The U.S. Food and Drug Administration recently proposed a limit for inorganic arsenic in infant rice cereal. If finalized, this would be the first limit for arsenic in food (previously limits were set only for drinking water and apple juice).
What is arsenic and why is this announcement important?
Arsenic is a naturally occurring element found in water, air and soil. While many foods may have arsenic from absorption through soil and water, rice plants tend to be one of the most absorbent. Arsenic exists in two forms: organic and inorganic. The inorganic form is the one the FDA is worried about because it has been associated with long-term health effects. For example, inorganic arsenic exposure to infants and pregnant women can lead to neurological effects in the child while high exposure can also increase bladder and lung cancer in adults.
The concern about arsenic in infant rice cereal is important because infants consume three times more rice than adults (relative to body weight). People consume the most rice (again relative to weight) at about 8 months old.
Should I be concerned about my infant's rice cereal?

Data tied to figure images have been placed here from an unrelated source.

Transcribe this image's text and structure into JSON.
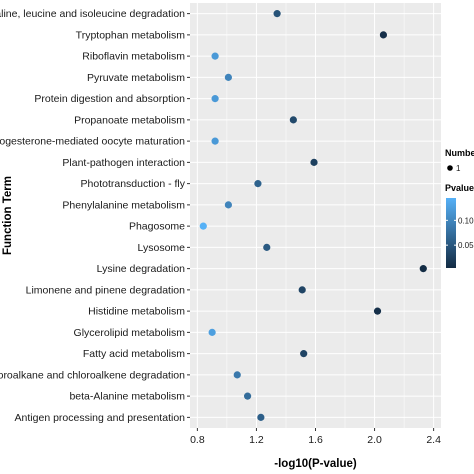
{
  "chart_data": {
    "type": "scatter",
    "xlabel": "-log10(P-value)",
    "ylabel": "Function Term",
    "xlim": [
      0.75,
      2.45
    ],
    "x_ticks": [
      "0.8",
      "1.2",
      "1.6",
      "2.0",
      "2.4"
    ],
    "x_tick_values": [
      0.8,
      1.2,
      1.6,
      2.0,
      2.4
    ],
    "grid": true,
    "panel_background": "#ebebeb",
    "grid_color": "#ffffff",
    "categories": [
      "Valine, leucine and isoleucine degradation",
      "Tryptophan metabolism",
      "Riboflavin metabolism",
      "Pyruvate metabolism",
      "Protein digestion and absorption",
      "Propanoate metabolism",
      "Progesterone-mediated oocyte maturation",
      "Plant-pathogen interaction",
      "Phototransduction - fly",
      "Phenylalanine metabolism",
      "Phagosome",
      "Lysosome",
      "Lysine degradation",
      "Limonene and pinene degradation",
      "Histidine metabolism",
      "Glycerolipid metabolism",
      "Fatty acid metabolism",
      "Chloroalkane and chloroalkene degradation",
      "beta-Alanine metabolism",
      "Antigen processing and presentation"
    ],
    "x": [
      1.34,
      2.06,
      0.92,
      1.01,
      0.92,
      1.45,
      0.92,
      1.59,
      1.21,
      1.01,
      0.84,
      1.27,
      2.33,
      1.51,
      2.02,
      0.9,
      1.52,
      1.07,
      1.14,
      1.23
    ],
    "number": [
      1,
      1,
      1,
      1,
      1,
      1,
      1,
      1,
      1,
      1,
      1,
      1,
      1,
      1,
      1,
      1,
      1,
      1,
      1,
      1
    ],
    "legend": {
      "position": "right",
      "size_title": "Number",
      "size_value": "1",
      "color_title": "Pvalue",
      "color_ticks": [
        "0.10",
        "0.05"
      ],
      "color_tick_values": [
        0.1,
        0.05
      ],
      "color_range": [
        0.004,
        0.145
      ],
      "color_low": "#132b43",
      "color_high": "#56b1f7"
    }
  }
}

The FDA proposes limiting inorganic arsenic to 100 parts per billion in infant rice cereal. From the Administration's tests, we know that the majority of infant rice cereal currently sold meets or is close to the proposed limit level.
Because rice cereal is a common starter food for babies, the FDA has a few suggestions, consistent with advice from the American Academy of Pediatrics:
- Feed your baby iron-fortified cereals to be sure she or he is receiving enough of this important nutrient.
- Rice cereal fortified with iron is a good source of nutrients for your baby, but it shouldn’t be the only source, and does not need to be the first source. Other fortified infant cereals include oat, barley and multigrain.
- For toddlers, provide a well-balanced diet, which includes a variety of grains.